7. Error Curves and Visualization

  • Plot training and validation loss/accuracy curves over epochs.
  • Use Matplotlib or similar for plots.
  • Analyze: Discuss convergence, overfitting/underfitting, and adjustments made.
  • In your report: Include at least two plots (e.g., loss vs. epochs, accuracy vs. epochs). Interpret trends (e.g., "Loss plateaus after 50 epochs, indicating convergence").

8. Evaluation Metrics

  • Apply classification metrics on the test set: Accuracy, precision, recall, F1-score, confusion matrix (for multi-class).
  • If imbalanced, include ROC-AUC or precision-recall curves.
  • Compare to baselines (e.g., majority class predictor).
  • In your report: Present results in tables (e.g., metric values) and visualizations (e.g., confusion matrix heatmap). Discuss strengths/weaknesses (e.g., "High recall on class A but low on B due to imbalance").

Evaluation Criteria

The deliverable for this activity consists of a comprehensive report that includes:

  • Sections: One for each step above (1-8).
  • Conclusion: Overall findings, limitations (e.g., MLP vs. more advanced models), future improvements.
  • References: Cite dataset sources, any papers on MLPs, etc.

Important Notes:

  • The deliverable must be submitted in the format specified: GitHub Pages. No other formats will be accepted. - there exists a template for the course that you can use to create your GitHub Pages - template;

  • There is a strict policy against plagiarism. Any form of plagiarism will result in a zero grade for the activity and may lead to further disciplinary actions as per the university's academic integrity policies;

  • The deadline for each activity is not extended, and it is expected that you complete them within the timeframe provided in the course schedule - NO EXCEPTIONS will be made for late submissions.

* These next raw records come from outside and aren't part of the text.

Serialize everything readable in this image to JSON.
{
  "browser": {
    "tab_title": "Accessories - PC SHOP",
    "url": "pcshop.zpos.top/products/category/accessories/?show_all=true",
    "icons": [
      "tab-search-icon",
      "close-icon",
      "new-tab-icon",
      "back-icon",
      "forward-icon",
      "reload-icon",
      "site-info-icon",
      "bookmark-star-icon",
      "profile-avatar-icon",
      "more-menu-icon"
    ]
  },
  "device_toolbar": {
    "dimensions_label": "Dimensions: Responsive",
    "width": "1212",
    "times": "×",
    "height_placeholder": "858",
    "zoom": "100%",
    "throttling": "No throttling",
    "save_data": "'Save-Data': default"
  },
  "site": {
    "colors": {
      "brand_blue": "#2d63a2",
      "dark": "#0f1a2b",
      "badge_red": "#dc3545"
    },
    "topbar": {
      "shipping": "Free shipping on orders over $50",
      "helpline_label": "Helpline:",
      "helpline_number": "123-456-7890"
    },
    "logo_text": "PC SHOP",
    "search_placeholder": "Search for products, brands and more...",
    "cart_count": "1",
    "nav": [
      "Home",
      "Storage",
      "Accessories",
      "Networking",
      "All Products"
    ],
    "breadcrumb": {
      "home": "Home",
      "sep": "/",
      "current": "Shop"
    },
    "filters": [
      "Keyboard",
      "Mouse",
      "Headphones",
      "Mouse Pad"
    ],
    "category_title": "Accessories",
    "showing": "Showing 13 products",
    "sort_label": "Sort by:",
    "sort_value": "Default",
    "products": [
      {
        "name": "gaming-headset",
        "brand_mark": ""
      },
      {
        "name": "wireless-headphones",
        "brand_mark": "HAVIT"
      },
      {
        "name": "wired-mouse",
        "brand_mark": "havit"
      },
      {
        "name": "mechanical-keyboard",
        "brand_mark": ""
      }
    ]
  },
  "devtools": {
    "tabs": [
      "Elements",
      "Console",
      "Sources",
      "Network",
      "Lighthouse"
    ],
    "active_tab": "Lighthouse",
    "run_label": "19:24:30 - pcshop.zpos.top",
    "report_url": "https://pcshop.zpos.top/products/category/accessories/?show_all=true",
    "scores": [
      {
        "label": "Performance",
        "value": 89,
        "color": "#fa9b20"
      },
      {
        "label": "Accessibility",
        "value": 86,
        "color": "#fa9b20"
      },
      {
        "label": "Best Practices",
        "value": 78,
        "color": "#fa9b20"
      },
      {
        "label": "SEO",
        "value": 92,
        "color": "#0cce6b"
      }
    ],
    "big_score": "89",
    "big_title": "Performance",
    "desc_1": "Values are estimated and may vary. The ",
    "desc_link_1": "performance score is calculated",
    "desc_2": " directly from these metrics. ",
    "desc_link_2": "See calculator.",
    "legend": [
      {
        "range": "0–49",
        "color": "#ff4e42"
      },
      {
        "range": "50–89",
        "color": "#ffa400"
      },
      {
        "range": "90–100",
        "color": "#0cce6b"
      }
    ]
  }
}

  • AI Collaboration is allowed, but each student MUST UNDERSTAND and be able to explain all parts of the code and analysis submitted. Any use of AI tools must be properly cited in your report. ORAL EXAMS may require you to explain your work in detail.

  • All deliverables for individual activities should be submitted through the course platform insper.blackboard.com.

Grading Rubric (out of 10 points):

Criteria Description
2 pts Dataset Selection and Explanation: 1 point
Data Cleaning/Normalization: 1 point
6 pts MLP Implementation: 2 points (correctness and originality);
Training and Strategy: 1.5 points;
Error Curves: 1 point;
Metrics and Analysis: 1.5 points
2 pts Report Quality (clarity, structure, visuals): 1 point;
Bonus: Up to +1 for competition submission (as described).

This project will test your end-to-end machine learning skills. If you have questions, ask during office hours.